View From a Height
Commentary from the Mile High City
Sunday, April 25, 2004

"The Alamo" 

Not the greatest war picture I've ever seen. The characters are stock, and the only one with any warmth or depth is Billy Bob Thornton as Davy Crockett.


But it did get me interested in that brief period of time when the North American continent housed three republics. So I went back to Thomas Bailey's Diplomatic History of the American People for a little refresher. It turns out that the Mexican War, which Lincoln opposed during his sole term in the U.S. House, started out popular enough, but the public went sour on it pretty fast. The Whigs, opposition to President Polk's Democrats, both took advantage of and led the opposition to the war. Polk found himself in a political bind:



The growth of opposition to the war was particularly ominous. As early as May 1846, the Boston Atlas had declared, "It would be a sad and woeful joy, but a joy nevertheless, to hear that the hordes under [Winfield] Scott and [Zachary] Taylor were, every man of them, swept into the next world."



1846's version of "a million Mogadishus."



Following the elections of 1846, the Whigs had enjoyed a majority in the House of Representatives, and in January 1848, that body resolved, 85 to 81, that the war had been "unnecessarily and unconstitutionally begun by the President of the United States." The danger loomed that the Whig House might block further appropriations for the armies in the field.



Bailey is leftish but not leftist, and there's no reason to think he's making things up. This was a war seen as voluntary, although as part of a larger struggle for the shape of North America. Polk wanted Callifornia, but earlier missions to try to buy the place hadn't even been received by the Mexicans. Texas wanted to join the union, but anti-slavery forces saw a plot. It had tried several times to be annexed, but had failed. Mexico had never recognized the country's independence. The US may well have invited war with Mexico by annexing Texas and then backing its maximalist territorial claims. But it's no exaggeration to say that another independent republic could have threatened the future position of the US as the dominant power on the continent.

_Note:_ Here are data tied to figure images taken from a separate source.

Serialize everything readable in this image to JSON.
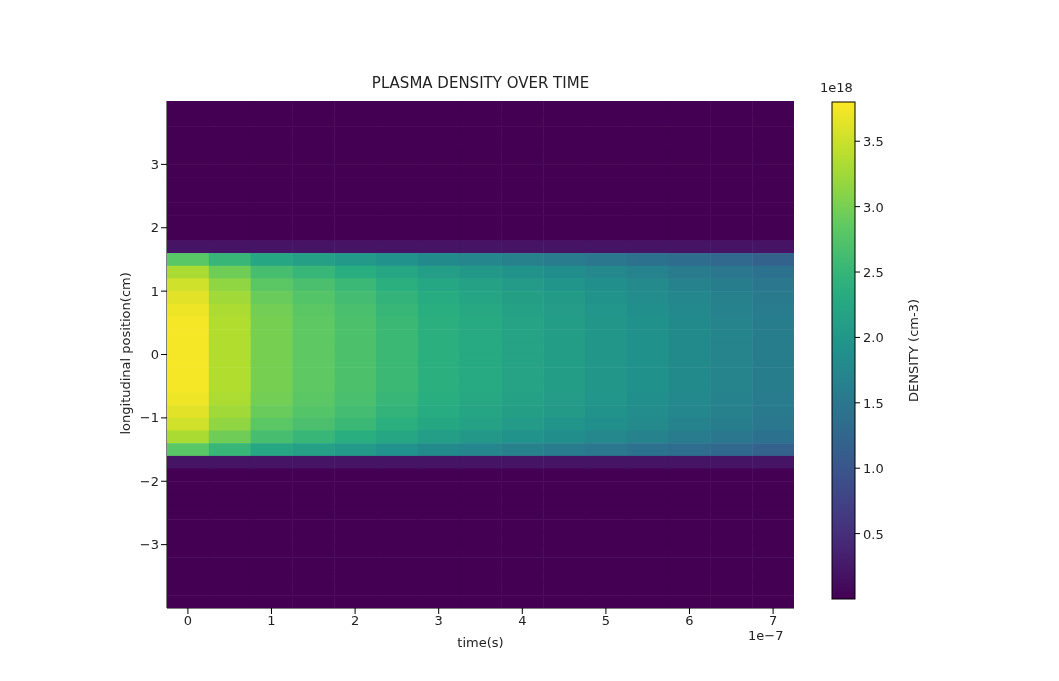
{
  "chart_data": {
    "type": "heatmap",
    "title": "PLASMA DENSITY OVER TIME",
    "xlabel": "time(s)",
    "ylabel": "longitudinal position(cm)",
    "clabel": "DENSITY (cm-3)",
    "annotations": [
      "1e−7",
      "1e18"
    ],
    "x": [
      0,
      0.5,
      1,
      1.5,
      2,
      2.5,
      3,
      3.5,
      4,
      4.5,
      5,
      5.5,
      6,
      6.5,
      7
    ],
    "xlim": [
      -0.25,
      7.25
    ],
    "xticks": [
      0,
      1,
      2,
      3,
      4,
      5,
      6,
      7
    ],
    "ylim": [
      -4,
      4
    ],
    "yticks": [
      -3,
      -2,
      -1,
      0,
      1,
      2,
      3
    ],
    "clim": [
      0,
      3.8
    ],
    "cticks": [
      {
        "value": 0.5,
        "label": "0.5"
      },
      {
        "value": 1,
        "label": "1.0"
      },
      {
        "value": 1.5,
        "label": "1.5"
      },
      {
        "value": 2,
        "label": "2.0"
      },
      {
        "value": 2.5,
        "label": "2.5"
      },
      {
        "value": 3,
        "label": "3.0"
      },
      {
        "value": 3.5,
        "label": "3.5"
      }
    ],
    "cells": [
      [
        0,
        0,
        0,
        0,
        0,
        0,
        0,
        0,
        0,
        0,
        0,
        0,
        0,
        0,
        0
      ],
      [
        0,
        0,
        0,
        0,
        0,
        0,
        0,
        0,
        0,
        0,
        0,
        0,
        0,
        0,
        0
      ],
      [
        0,
        0,
        0,
        0,
        0,
        0,
        0,
        0,
        0,
        0,
        0,
        0,
        0,
        0,
        0
      ],
      [
        0,
        0,
        0,
        0,
        0,
        0,
        0,
        0,
        0,
        0,
        0,
        0,
        0,
        0,
        0
      ],
      [
        0,
        0,
        0,
        0,
        0,
        0,
        0,
        0,
        0,
        0,
        0,
        0,
        0,
        0,
        0
      ],
      [
        0,
        0,
        0,
        0,
        0,
        0,
        0,
        0,
        0,
        0,
        0,
        0,
        0,
        0,
        0
      ],
      [
        0,
        0,
        0,
        0,
        0,
        0,
        0,
        0,
        0,
        0,
        0,
        0,
        0,
        0,
        0
      ],
      [
        0,
        0,
        0,
        0,
        0,
        0,
        0,
        0,
        0,
        0,
        0,
        0,
        0,
        0,
        0
      ],
      [
        0,
        0,
        0,
        0,
        0,
        0,
        0,
        0,
        0,
        0,
        0,
        0,
        0,
        0,
        0
      ],
      [
        0,
        0,
        0,
        0,
        0,
        0,
        0,
        0,
        0,
        0,
        0,
        0,
        0,
        0,
        0
      ],
      [
        0,
        0,
        0,
        0,
        0,
        0,
        0,
        0,
        0,
        0,
        0,
        0,
        0,
        0,
        0
      ],
      [
        0.2,
        0.2,
        0.2,
        0.2,
        0.2,
        0.2,
        0.2,
        0.2,
        0.2,
        0.2,
        0.2,
        0.2,
        0.2,
        0.2,
        0.2
      ],
      [
        2.81,
        2.51,
        2.25,
        2.14,
        2.03,
        1.91,
        1.8,
        1.73,
        1.65,
        1.58,
        1.5,
        1.43,
        1.35,
        1.28,
        1.2
      ],
      [
        3.3,
        2.95,
        2.64,
        2.51,
        2.38,
        2.24,
        2.11,
        2.02,
        1.94,
        1.85,
        1.76,
        1.67,
        1.58,
        1.5,
        1.41
      ],
      [
        3.53,
        3.15,
        2.82,
        2.68,
        2.54,
        2.4,
        2.26,
        2.16,
        2.07,
        1.97,
        1.88,
        1.79,
        1.69,
        1.6,
        1.5
      ],
      [
        3.64,
        3.25,
        2.91,
        2.76,
        2.62,
        2.47,
        2.33,
        2.23,
        2.13,
        2.04,
        1.94,
        1.84,
        1.75,
        1.65,
        1.55
      ],
      [
        3.71,
        3.32,
        2.97,
        2.82,
        2.67,
        2.52,
        2.38,
        2.28,
        2.18,
        2.08,
        1.98,
        1.88,
        1.78,
        1.68,
        1.58
      ],
      [
        3.75,
        3.35,
        3,
        2.85,
        2.7,
        2.55,
        2.4,
        2.3,
        2.2,
        2.1,
        2,
        1.9,
        1.8,
        1.7,
        1.6
      ],
      [
        3.75,
        3.35,
        3,
        2.85,
        2.7,
        2.55,
        2.4,
        2.3,
        2.2,
        2.1,
        2,
        1.9,
        1.8,
        1.7,
        1.6
      ],
      [
        3.75,
        3.35,
        3,
        2.85,
        2.7,
        2.55,
        2.4,
        2.3,
        2.2,
        2.1,
        2,
        1.9,
        1.8,
        1.7,
        1.6
      ],
      [
        3.75,
        3.35,
        3,
        2.85,
        2.7,
        2.55,
        2.4,
        2.3,
        2.2,
        2.1,
        2,
        1.9,
        1.8,
        1.7,
        1.6
      ],
      [
        3.75,
        3.35,
        3,
        2.85,
        2.7,
        2.55,
        2.4,
        2.3,
        2.2,
        2.1,
        2,
        1.9,
        1.8,
        1.7,
        1.6
      ],
      [
        3.75,
        3.35,
        3,
        2.85,
        2.7,
        2.55,
        2.4,
        2.3,
        2.2,
        2.1,
        2,
        1.9,
        1.8,
        1.7,
        1.6
      ],
      [
        3.71,
        3.32,
        2.97,
        2.82,
        2.67,
        2.52,
        2.38,
        2.28,
        2.18,
        2.08,
        1.98,
        1.88,
        1.78,
        1.68,
        1.58
      ],
      [
        3.64,
        3.25,
        2.91,
        2.76,
        2.62,
        2.47,
        2.33,
        2.23,
        2.13,
        2.04,
        1.94,
        1.84,
        1.75,
        1.65,
        1.55
      ],
      [
        3.53,
        3.15,
        2.82,
        2.68,
        2.54,
        2.4,
        2.26,
        2.16,
        2.07,
        1.97,
        1.88,
        1.79,
        1.69,
        1.6,
        1.5
      ],
      [
        3.3,
        2.95,
        2.64,
        2.51,
        2.38,
        2.24,
        2.11,
        2.02,
        1.94,
        1.85,
        1.76,
        1.67,
        1.58,
        1.5,
        1.41
      ],
      [
        2.81,
        2.51,
        2.25,
        2.14,
        2.03,
        1.91,
        1.8,
        1.73,
        1.65,
        1.58,
        1.5,
        1.43,
        1.35,
        1.28,
        1.2
      ],
      [
        0.2,
        0.2,
        0.2,
        0.2,
        0.2,
        0.2,
        0.2,
        0.2,
        0.2,
        0.2,
        0.2,
        0.2,
        0.2,
        0.2,
        0.2
      ],
      [
        0,
        0,
        0,
        0,
        0,
        0,
        0,
        0,
        0,
        0,
        0,
        0,
        0,
        0,
        0
      ],
      [
        0,
        0,
        0,
        0,
        0,
        0,
        0,
        0,
        0,
        0,
        0,
        0,
        0,
        0,
        0
      ],
      [
        0,
        0,
        0,
        0,
        0,
        0,
        0,
        0,
        0,
        0,
        0,
        0,
        0,
        0,
        0
      ],
      [
        0,
        0,
        0,
        0,
        0,
        0,
        0,
        0,
        0,
        0,
        0,
        0,
        0,
        0,
        0
      ],
      [
        0,
        0,
        0,
        0,
        0,
        0,
        0,
        0,
        0,
        0,
        0,
        0,
        0,
        0,
        0
      ],
      [
        0,
        0,
        0,
        0,
        0,
        0,
        0,
        0,
        0,
        0,
        0,
        0,
        0,
        0,
        0
      ],
      [
        0,
        0,
        0,
        0,
        0,
        0,
        0,
        0,
        0,
        0,
        0,
        0,
        0,
        0,
        0
      ],
      [
        0,
        0,
        0,
        0,
        0,
        0,
        0,
        0,
        0,
        0,
        0,
        0,
        0,
        0,
        0
      ],
      [
        0,
        0,
        0,
        0,
        0,
        0,
        0,
        0,
        0,
        0,
        0,
        0,
        0,
        0,
        0
      ],
      [
        0,
        0,
        0,
        0,
        0,
        0,
        0,
        0,
        0,
        0,
        0,
        0,
        0,
        0,
        0
      ],
      [
        0,
        0,
        0,
        0,
        0,
        0,
        0,
        0,
        0,
        0,
        0,
        0,
        0,
        0,
        0
      ]
    ]
  }
}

And yet, with all that at stake, the government basically failed to make its case, and invited the kind of talk that we associate with MoveOn and A.N.S.W.E.R.


The Republic has survived this kind of talk before, and it will survive it again. These people must be engaged in debate; they certainly can't have the field to themselves. But if the cause it just, and it is, and if the reasons are clear, and they must be made so, then we have nothing to worry about.